I couldn’t wait. It had been my dream to visit this ski/mountaineering town just west of Calgary since I first heard about it. The Canadian National Ski Team is based there along with several top domestic squads. Mountains supposedly sprang right up from the town, and I had seen pictures so I knew it wasn’t bull. But come on, I had seen high peaks before, impressive mountain ranges and snow-covered ridges.
But not like Canmore, I thought as I slowly glanced around the following Thursday morning. Anywhere you go in the town, whether on Main Street or up at the nordic centre, there’s an unobstructed 360-degree view that stirs up a very profound appreciation of nature.

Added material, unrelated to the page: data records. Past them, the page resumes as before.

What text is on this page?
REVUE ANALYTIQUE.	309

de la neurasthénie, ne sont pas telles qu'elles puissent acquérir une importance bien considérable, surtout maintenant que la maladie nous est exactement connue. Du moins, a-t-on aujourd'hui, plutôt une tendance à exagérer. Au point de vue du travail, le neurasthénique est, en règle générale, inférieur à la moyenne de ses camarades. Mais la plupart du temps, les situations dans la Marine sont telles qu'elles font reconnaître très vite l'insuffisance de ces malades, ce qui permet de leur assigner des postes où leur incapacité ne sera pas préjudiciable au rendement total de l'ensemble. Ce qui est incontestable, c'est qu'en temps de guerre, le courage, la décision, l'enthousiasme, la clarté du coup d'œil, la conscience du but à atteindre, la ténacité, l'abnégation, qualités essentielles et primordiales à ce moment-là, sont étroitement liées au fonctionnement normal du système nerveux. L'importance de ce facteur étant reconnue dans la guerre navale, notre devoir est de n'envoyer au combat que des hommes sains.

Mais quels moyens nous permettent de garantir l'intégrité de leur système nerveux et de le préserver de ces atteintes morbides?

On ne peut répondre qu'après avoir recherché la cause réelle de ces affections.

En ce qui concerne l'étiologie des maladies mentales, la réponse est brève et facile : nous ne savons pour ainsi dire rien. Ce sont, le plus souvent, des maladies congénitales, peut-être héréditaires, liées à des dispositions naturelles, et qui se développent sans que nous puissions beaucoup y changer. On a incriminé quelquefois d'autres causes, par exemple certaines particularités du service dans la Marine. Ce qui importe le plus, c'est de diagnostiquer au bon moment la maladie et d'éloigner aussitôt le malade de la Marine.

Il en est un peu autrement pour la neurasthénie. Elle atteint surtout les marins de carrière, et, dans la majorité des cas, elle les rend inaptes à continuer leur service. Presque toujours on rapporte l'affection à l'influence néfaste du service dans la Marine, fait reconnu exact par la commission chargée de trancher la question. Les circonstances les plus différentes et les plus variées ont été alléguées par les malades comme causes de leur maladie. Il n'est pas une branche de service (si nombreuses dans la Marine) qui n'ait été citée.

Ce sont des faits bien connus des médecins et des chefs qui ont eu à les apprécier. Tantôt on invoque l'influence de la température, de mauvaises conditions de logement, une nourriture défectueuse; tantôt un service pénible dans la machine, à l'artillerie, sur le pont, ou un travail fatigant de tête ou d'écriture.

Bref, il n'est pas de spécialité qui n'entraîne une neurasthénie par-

Not to get all gushy, but it’s that powerful.
At this point, you might think I see the world through slightly rose-colored glasses. (Meet me and you’ll understand why that’s funny.) But seriously, when you go from running along the top of Quebec’s old fortress for a practically aerial view of the city to skiing some of the best-groomed trails in the world (ask anyone) to alpine fields with a gigantic range behind them, it’s hard not to be positive. I call it like I see it, and during my first ski at the Canmore Nordic Centre, I saw several mule deer hanging out on the trail in front of me.

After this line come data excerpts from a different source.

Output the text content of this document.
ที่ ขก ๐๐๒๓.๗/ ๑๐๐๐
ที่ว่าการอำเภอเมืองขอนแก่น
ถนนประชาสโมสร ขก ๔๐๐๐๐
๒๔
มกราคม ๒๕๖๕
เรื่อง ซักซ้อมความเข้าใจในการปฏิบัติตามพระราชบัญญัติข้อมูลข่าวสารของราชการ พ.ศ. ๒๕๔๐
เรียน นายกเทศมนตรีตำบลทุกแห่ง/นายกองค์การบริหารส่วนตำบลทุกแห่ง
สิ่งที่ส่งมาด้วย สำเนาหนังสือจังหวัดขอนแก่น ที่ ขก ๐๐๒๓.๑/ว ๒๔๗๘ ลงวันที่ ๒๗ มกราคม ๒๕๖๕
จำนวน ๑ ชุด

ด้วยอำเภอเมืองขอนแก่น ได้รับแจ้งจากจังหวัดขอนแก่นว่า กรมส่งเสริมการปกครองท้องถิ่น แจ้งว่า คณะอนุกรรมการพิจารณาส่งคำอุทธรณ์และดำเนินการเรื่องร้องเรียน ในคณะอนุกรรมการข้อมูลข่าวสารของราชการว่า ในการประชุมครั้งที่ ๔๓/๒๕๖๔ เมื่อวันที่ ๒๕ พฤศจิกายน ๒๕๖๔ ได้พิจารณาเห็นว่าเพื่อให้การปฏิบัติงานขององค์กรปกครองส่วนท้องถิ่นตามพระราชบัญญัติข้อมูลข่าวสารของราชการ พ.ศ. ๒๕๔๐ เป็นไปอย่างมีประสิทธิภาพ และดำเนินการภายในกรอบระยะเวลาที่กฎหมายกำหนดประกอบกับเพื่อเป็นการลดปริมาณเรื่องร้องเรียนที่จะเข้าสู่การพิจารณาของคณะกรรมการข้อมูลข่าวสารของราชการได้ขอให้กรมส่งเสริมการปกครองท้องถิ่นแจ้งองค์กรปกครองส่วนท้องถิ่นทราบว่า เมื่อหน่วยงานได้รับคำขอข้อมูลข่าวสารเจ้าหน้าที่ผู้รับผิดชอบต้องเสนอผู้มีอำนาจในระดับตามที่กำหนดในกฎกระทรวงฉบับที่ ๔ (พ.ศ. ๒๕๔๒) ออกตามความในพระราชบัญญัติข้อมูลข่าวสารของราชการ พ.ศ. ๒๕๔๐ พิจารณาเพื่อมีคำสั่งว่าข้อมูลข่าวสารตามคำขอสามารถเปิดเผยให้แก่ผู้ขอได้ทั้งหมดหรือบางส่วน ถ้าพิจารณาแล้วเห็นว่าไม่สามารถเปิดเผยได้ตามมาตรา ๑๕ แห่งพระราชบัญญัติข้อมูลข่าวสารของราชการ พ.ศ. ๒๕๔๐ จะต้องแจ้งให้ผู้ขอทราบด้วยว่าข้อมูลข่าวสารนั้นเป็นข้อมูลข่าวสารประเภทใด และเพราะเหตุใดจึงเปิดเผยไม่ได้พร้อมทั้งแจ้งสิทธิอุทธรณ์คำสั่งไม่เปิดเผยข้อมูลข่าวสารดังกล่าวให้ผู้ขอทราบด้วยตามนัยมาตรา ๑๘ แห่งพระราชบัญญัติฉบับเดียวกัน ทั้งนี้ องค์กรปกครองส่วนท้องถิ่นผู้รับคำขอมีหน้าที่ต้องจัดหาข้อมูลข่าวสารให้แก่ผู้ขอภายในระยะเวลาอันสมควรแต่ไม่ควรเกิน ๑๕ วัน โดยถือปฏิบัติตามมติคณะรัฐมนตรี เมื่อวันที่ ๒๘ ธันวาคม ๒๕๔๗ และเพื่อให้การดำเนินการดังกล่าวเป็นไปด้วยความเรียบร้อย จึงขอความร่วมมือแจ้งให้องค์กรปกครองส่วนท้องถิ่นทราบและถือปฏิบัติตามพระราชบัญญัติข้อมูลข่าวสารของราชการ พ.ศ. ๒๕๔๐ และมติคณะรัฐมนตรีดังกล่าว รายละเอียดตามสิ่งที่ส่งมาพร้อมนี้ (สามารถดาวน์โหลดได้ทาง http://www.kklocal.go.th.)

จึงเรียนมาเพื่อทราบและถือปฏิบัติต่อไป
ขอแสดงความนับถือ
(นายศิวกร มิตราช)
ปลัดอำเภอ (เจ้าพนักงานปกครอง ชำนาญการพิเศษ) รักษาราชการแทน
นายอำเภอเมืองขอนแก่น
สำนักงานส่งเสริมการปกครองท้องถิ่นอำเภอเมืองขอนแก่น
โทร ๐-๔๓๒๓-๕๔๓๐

When the races started on Friday, it was back to that same high-energy feeling. “I am feeling very Olympic today,” I thought, quoting my favorite Disney film, Cool Runnings, which was about the 1988 Olympics in Calgary.
(I first remembered the movie when I arrived at the Calgary airport. “It’s not so much the heat, it’s the humidity that’ll kill you,” coach Irv Blitzer said as he led his Jamaican team out of the airport into the blustery cold. We passed the famous bobsled run and ski jumps on our way to Calgary. So cool.)

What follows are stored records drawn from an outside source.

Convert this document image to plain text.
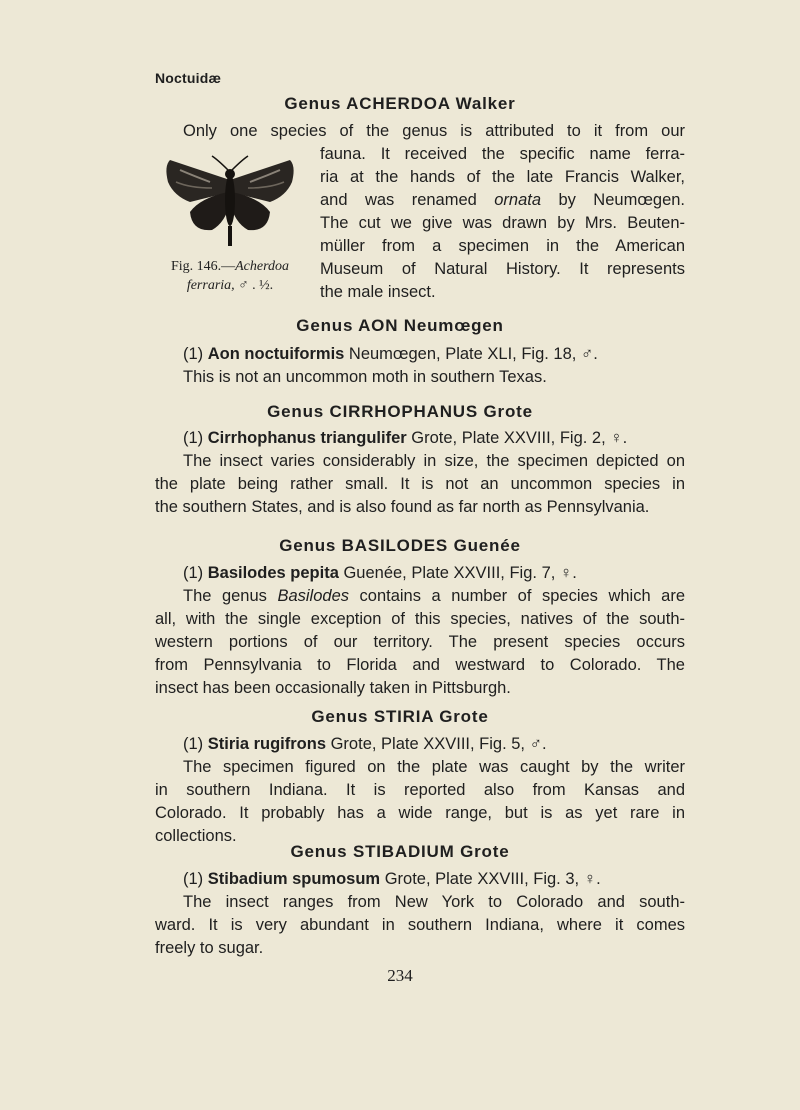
Noctuidæ
Genus ACHERDOA Walker
Only one species of the genus is attributed to it from our
Fig. 146.—Acherdoa
ferraria, ♂ . ½.
fauna. It received the specific name ferra-
ria at the hands of the late Francis Walker,
and was renamed ornata by Neumœgen.
The cut we give was drawn by Mrs. Beuten-
müller from a specimen in the American
Museum of Natural History. It represents
the male insect.
Genus AON Neumœgen
(1) Aon noctuiformis Neumœgen, Plate XLI, Fig. 18, ♂.
This is not an uncommon moth in southern Texas.
Genus CIRRHOPHANUS Grote
(1) Cirrhophanus triangulifer Grote, Plate XXVIII, Fig. 2, ♀.
The insect varies considerably in size, the specimen depicted on
the plate being rather small. It is not an uncommon species in
the southern States, and is also found as far north as Pennsylvania.
Genus BASILODES Guenée
(1) Basilodes pepita Guenée, Plate XXVIII, Fig. 7, ♀.
The genus Basilodes contains a number of species which are
all, with the single exception of this species, natives of the south-
western portions of our territory. The present species occurs
from Pennsylvania to Florida and westward to Colorado. The
insect has been occasionally taken in Pittsburgh.
Genus STIRIA Grote
(1) Stiria rugifrons Grote, Plate XXVIII, Fig. 5, ♂.
The specimen figured on the plate was caught by the writer
in southern Indiana. It is reported also from Kansas and
Colorado. It probably has a wide range, but is as yet rare in
collections.
Genus STIBADIUM Grote
(1) Stibadium spumosum Grote, Plate XXVIII, Fig. 3, ♀.
The insect ranges from New York to Colorado and south-
ward. It is very abundant in southern Indiana, where it comes
freely to sugar.
234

As the races played out, I realized they should have the Olympics here. The course was incredibly tough, putting athletes to the test in all disciplines. Conditions were solid and straightforward, which essentially evened the playing field. Racers from several different nations spoke of their affection to Canmore – it was hard, but beautiful.
Race organizers were experienced with three World Cups under their belt since 2005. This year marked the fourth and in 2016, they have another one scheduled in February (and likely again in December 2018), according to chief of competition Mike Norton.
Leaving the nordic centre and Bill Warren Training Centre, where Canada’s top skiers are based, I hoped to return soon. Quebec’s also on the World Cup schedule for February 2016 and is aiming for more races on a shorter rotation after that, so the sense is that the World Cup could more regularly stop in North America in the future.
Sometimes, the most impressive sights are in your own backyard – or the opposite end of your continent – not necessarily across the pond. As someone who loves to travel overseas, that’s important to keep in mind.